Samą budową zajęły się firmy Budimex oraz konsorcjum Unibep-Budrex. Obecnie trwa zaś budowa tzw. zapory elektronicznej, na którą złoży się m.in. 2,5 tys. kamer oraz czujniki ruchu i kamery termowizyjne. Wykonuje ją firma Elektrotim.
- Do połowy września będziemy mieli także zaporę elektroniczną - zapowiada Maciej Wąsik.
- Bariera inżynieryjna jest bardzo ważnym elementem tego systemu - podkreśla komendant główny straży granicznej Tomasz Praga. - Potrzebny jest czynnik ludzki: zwiększyliśmy nabór do straży granicznej, zwiększyliśmy liczbę osób kierowanych na wschodnią część granicy.
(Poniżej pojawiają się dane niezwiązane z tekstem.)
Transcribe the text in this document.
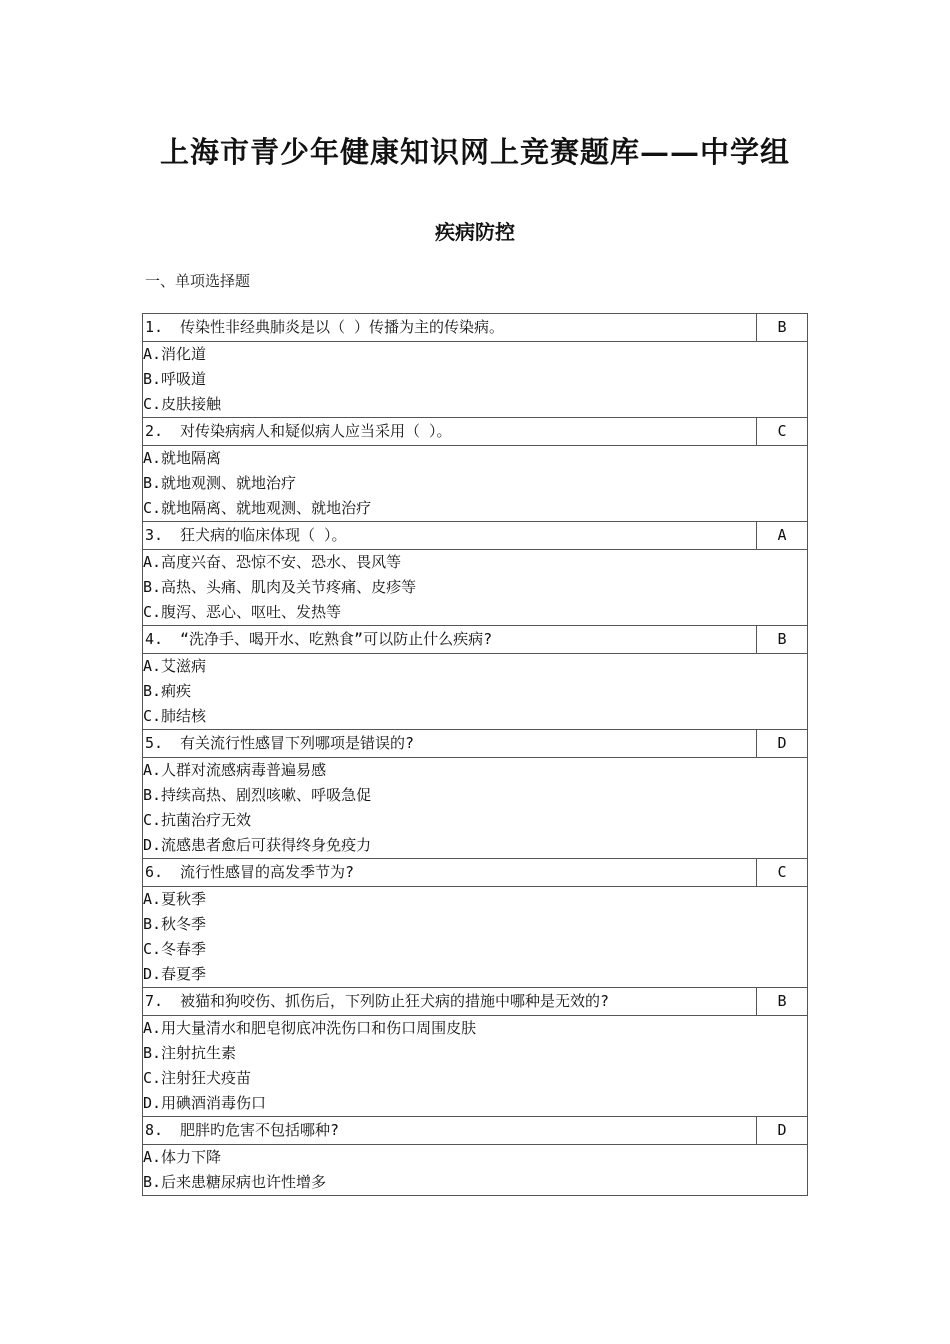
上海市青少年健康知识网上竞赛题库——中学组
疾病防控
一、单项选择题
1. 传染性非经典肺炎是以（ ）传播为主的传染病。	B

A.消化道
B.呼吸道
C.皮肤接触	

2. 对传染病病人和疑似病人应当采用（ ）。	C

A.就地隔离
B.就地观测、就地治疗
C.就地隔离、就地观测、就地治疗	

3. 狂犬病的临床体现（ ）。	A

A.高度兴奋、恐惊不安、恐水、畏风等
B.高热、头痛、肌肉及关节疼痛、皮疹等
C.腹泻、恶心、呕吐、发热等	

4. “洗净手、喝开水、吃熟食”可以防止什么疾病?	B

A.艾滋病
B.痢疾
C.肺结核	

5. 有关流行性感冒下列哪项是错误的?	D

A.人群对流感病毒普遍易感
B.持续高热、剧烈咳嗽、呼吸急促
C.抗菌治疗无效
D.流感患者愈后可获得终身免疫力	

6. 流行性感冒的高发季节为?	C

A.夏秋季
B.秋冬季
C.冬春季
D.春夏季	

7. 被猫和狗咬伤、抓伤后，下列防止狂犬病的措施中哪种是无效的?	B

A.用大量清水和肥皂彻底冲洗伤口和伤口周围皮肤
B.注射抗生素
C.注射狂犬疫苗
D.用碘酒消毒伤口	

8. 肥胖旳危害不包括哪种?	D

A.体力下降
B.后来患糖尿病也许性增多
Ponadto wzdłuż całej granicy powstały drogi, tak by błyskawicznie, całodobowo mogły następować interwencje straży granicznej.
Podczas konferencji prasowej w Kuźnicy Mateusz Morawiecki poinformował też, że w budżecie państwa są pieniądze na odbudowę przygranicznych dróg zniszczonych przez ciężki sprzęt. By rozpocząć remonty, najpierw należało jednak skończyć prace przy zaporze.
- Jesteśmy od strony finansowej do odbudowania tych dróg przygotowani - mówił. - Te drogi będą odbudowane nawet w wyższym standardzie niż były do tej pory.
W 2021 r. polską granicę próbowało nielegalnie przekroczyć około 40 tys. osób. Przez minione pół roku 2022 r. było to 6 tys. osób.